Come abbiamo spiegato più nel dettaglio in questo articolo, questo taglio ha fortemente limitato i servizi per l’integrazione: l’insegnamento della lingua italiana, il supporto alla preparazione per l’audizione in Commissione Territoriale per la propria richiesta di asilo, la formazione professionale, la gestione del tempo libero (attività di volontariato, di socializzazione con la comunità ospitante, attività sportive).

Sono state ridotte al minimo le figure professionali volte al sostegno e assistenza in particolare alle persone vulnerabili: assistenti sociali e psicologi. Tutti tagli che hanno portato numerose cooperative a rinunciare a partecipare ai bandi, ritenendo impossibile poter offrire un servizio dignitoso e professionale. La conseguenza è che sono stati incentivati a partecipare ai bandi soprattutto quei soggetti privati meno interessati alla qualità del servizio offerto e al benessere delle persone, e disposti a tagliare su tutto pur di gestire il servizio non in perdita.

Con la riforma Lamorgese il ricorso ai CAS è da valutare solo dopo l’esaurimento dei posti nel sistema ordinario SAI, riportando l’accoglienza straordinaria a una dimensione, appunto, straordinaria.

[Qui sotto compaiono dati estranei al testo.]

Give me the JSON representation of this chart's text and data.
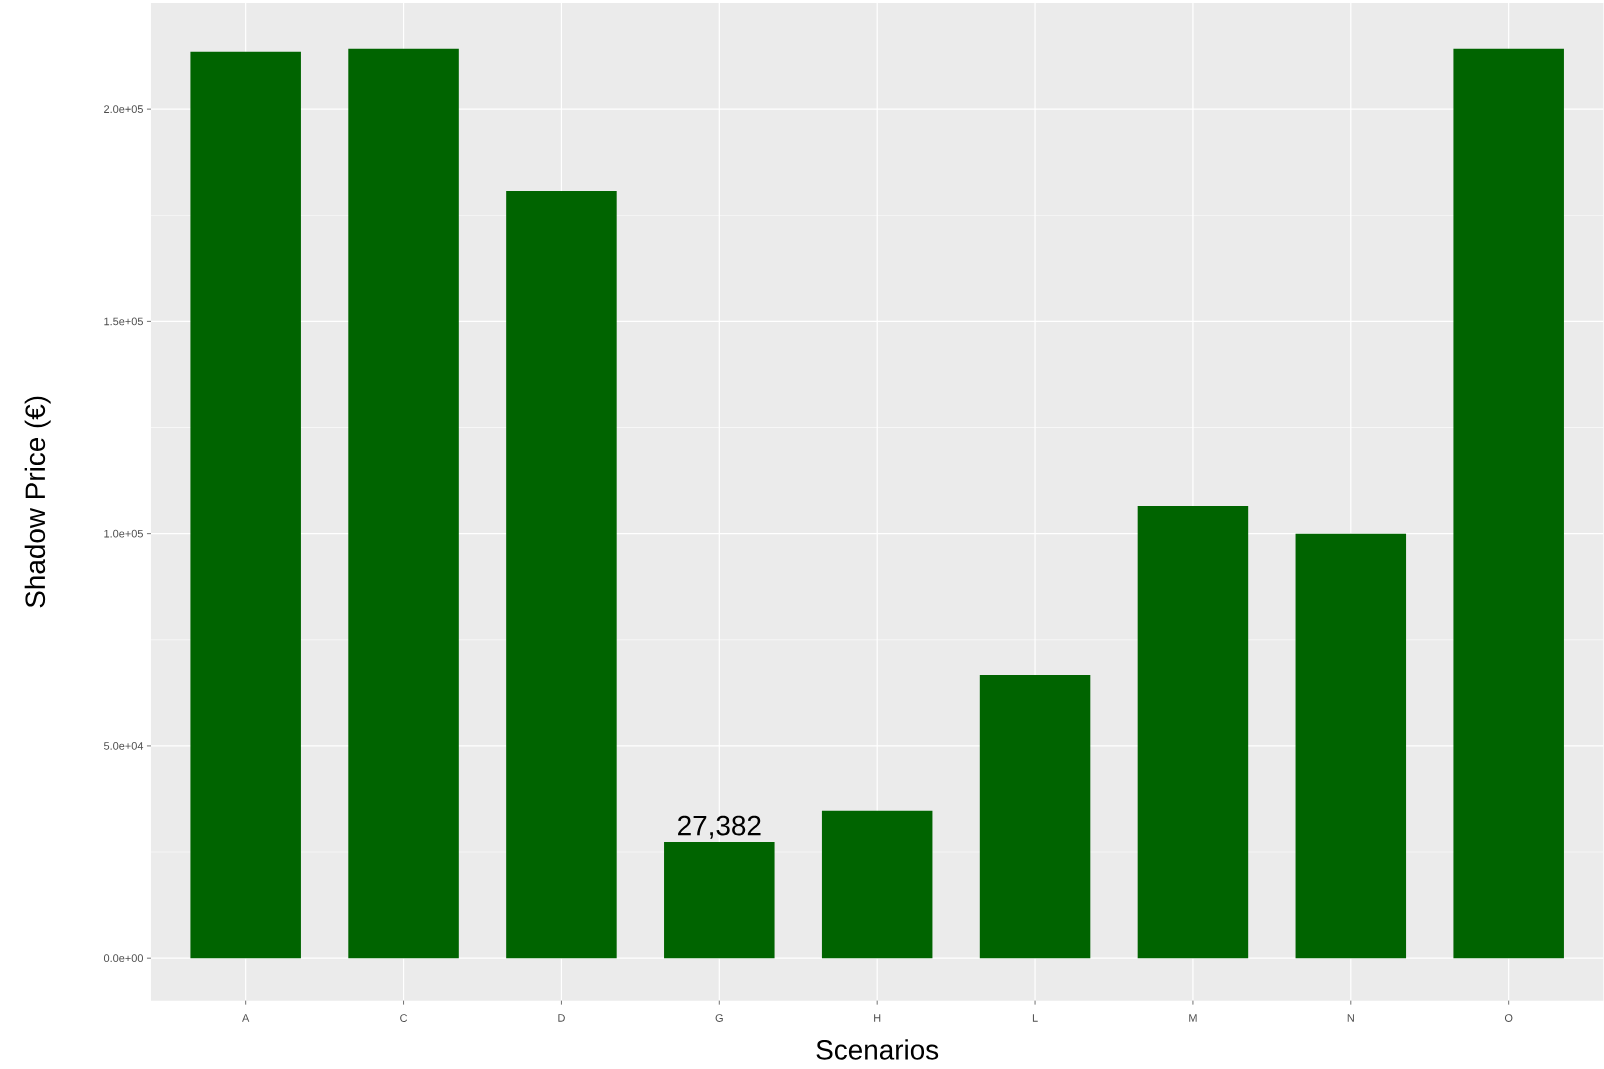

Tuttavia, essendo i posti nel SAI ancora limitati e i numeri dei migranti in arrivo in aumento, andrà verificato quanto effettivamente si ricorrerà ai CAS.

Attualmente i CAS presenti sul territorio italiano sono circa cinquemila per un totale di 80 mila posti disponibili, di cui ad agosto 2021 sono occupati circa 50 mila.

Le prospettive del sistema di accoglienza dei migranti in Italia

I numeri dei migranti presenti nel sistema di accoglienza sono andati progressivamente calando. A fine 2017 erano poco più di 183 mila, scesi progressivamente fino agli 83 mila di settembre 2020.

Il calo prosegue nel 2021: al 15 agosto, (secondo quanto riportato dal Ministero dell’Interno nel cruscotto statistico) sono presenti nel sistema di accoglienza dei migranti in Italia circa 77 mila persone. Di queste, 51 mila (il 66%) sono ospitate nei CAS, solo 25 mila sono le persone presenti nei centri SAI, segno che ancora la transizione da accoglienza straordinaria a ordinaria si deve compiere.